While the form factors worked (I need a QWERTY keyboard since I am still email intensive and found that I still made too many mistakes on the iPhone virtual one), I kept coming back to the same issue:
The “app Gap” was just too large.
The Android marketplace has something like 15k apps. The iTunes store has something like 100k.
And Windows? I love MSFT and think they do awesome stuff, but it’s a distant third.
I had become too dependent on the apps on the iPhone and started to think “the phone wars may be over for now and Apple may have won them.”
And the data may be supporting that.
- Google is paying providers to drive Android phones.
- Apple is approaching RIM/Blackberry for smartphone dominance (at least according to 1 study).
- 10% of MSFT employees use an iPhone (according to the WSJ)
If you’ve never had a smartphone, getting an Android or Windows phone will do the trick for you.
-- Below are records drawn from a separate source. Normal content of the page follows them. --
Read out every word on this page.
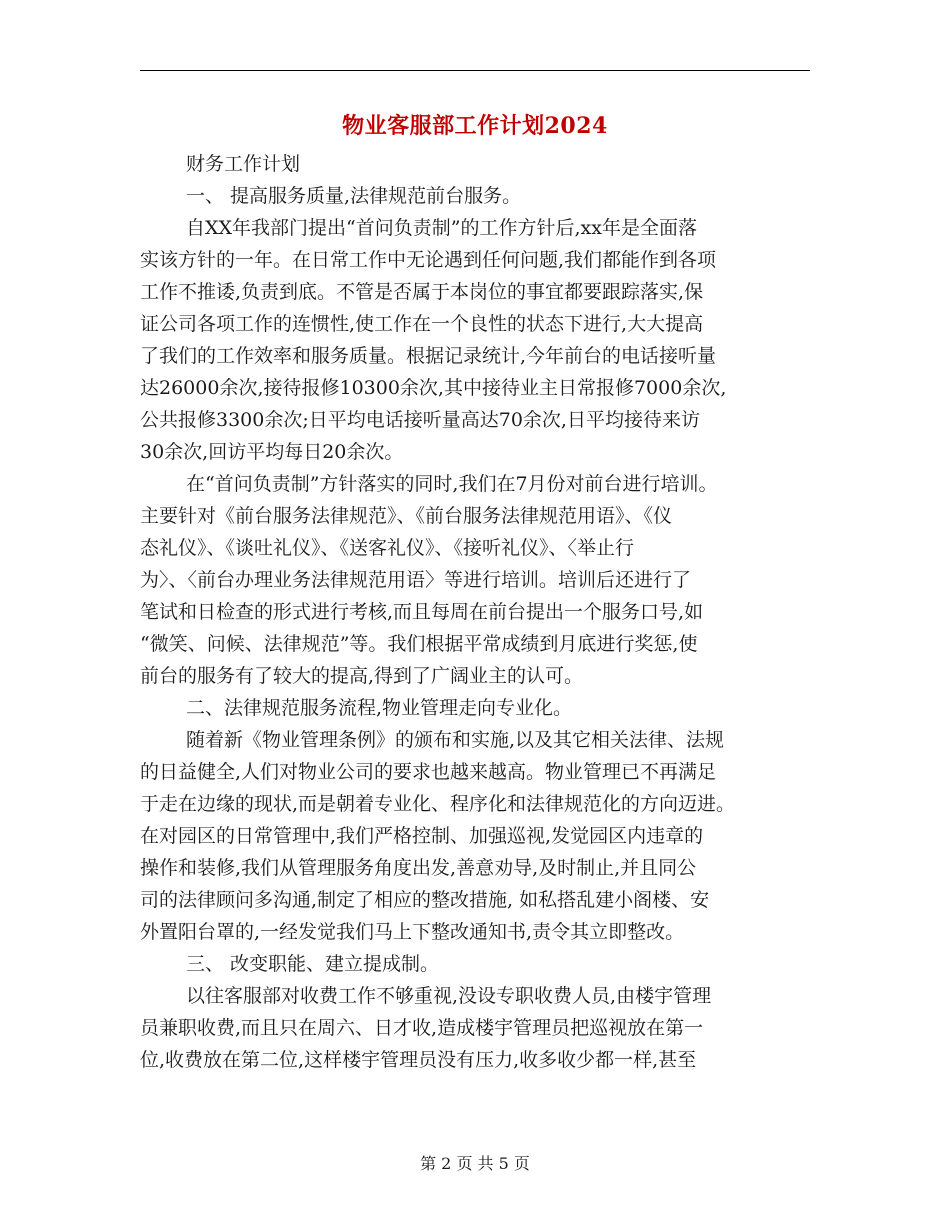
物业客服部工作计划2024
财务工作计划
一、 提高服务质量,法律规范前台服务。
自XX年我部门提出“首问负责制”的工作方针后,xx年是全面落
实该方针的一年。在日常工作中无论遇到任何问题,我们都能作到各项
工作不推诿,负责到底。不管是否属于本岗位的事宜都要跟踪落实,保
证公司各项工作的连惯性,使工作在一个良性的状态下进行,大大提高
了我们的工作效率和服务质量。根据记录统计,今年前台的电话接听量
达26000余次,接待报修10300余次,其中接待业主日常报修7000余次,
公共报修3300余次;日平均电话接听量高达70余次,日平均接待来访
30余次,回访平均每日20余次。
在“首问负责制”方针落实的同时,我们在7月份对前台进行培训。
主要针对《前台服务法律规范》、《前台服务法律规范用语》、《仪
态礼仪》、《谈吐礼仪》、《送客礼仪》、《接听礼仪》、〈举止行
为〉、〈前台办理业务法律规范用语〉等进行培训。培训后还进行了
笔试和日检查的形式进行考核,而且每周在前台提出一个服务口号,如
“微笑、问候、法律规范”等。我们根据平常成绩到月底进行奖惩,使
前台的服务有了较大的提高,得到了广阔业主的认可。
二、法律规范服务流程,物业管理走向专业化。
随着新《物业管理条例》的颁布和实施,以及其它相关法律、法规
的日益健全,人们对物业公司的要求也越来越高。物业管理已不再满足
于走在边缘的现状,而是朝着专业化、程序化和法律规范化的方向迈进。
在对园区的日常管理中,我们严格控制、加强巡视,发觉园区内违章的
操作和装修,我们从管理服务角度出发,善意劝导,及时制止,并且同公
司的法律顾问多沟通,制定了相应的整改措施, 如私搭乱建小阁楼、安
外置阳台罩的,一经发觉我们马上下整改通知书,责令其立即整改。
三、 改变职能、建立提成制。
以往客服部对收费工作不够重视,没设专职收费人员,由楼宇管理
员兼职收费,而且只在周六、日才收,造成楼宇管理员把巡视放在第一
位,收费放在第二位,这样楼宇管理员没有压力,收多收少都一样,甚至
第 2 页 共 5 页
But, if you go up to an iPhone, it’s pretty difficult to come back down to one of the others.
And that’s when I put it all together.
In this classic video, Steve Ballmer rallies the troops and reminds them of who is most important for the future of Windows: “DEVELOPERS! DEVELOPERS! DEVELOPERS!”
Apple is doing on the phone what MSFT did on the desktop.
And, with the recent release of the iPad, I wonder if Apple is taking a “flanking strategy” to get people to see the power of their app gap that way first, which leads them to the iPhone along the same line of experience.
I know MSFT and they won’t go quietly into the night and Google isn’t stupid, so this is far from over, but once smartphones hit some sort of mass adoption and the power of the apps from a mobile perspective become apparent (plus the announcement that Verizon will have iPhones), this should get VERY interesting and fun.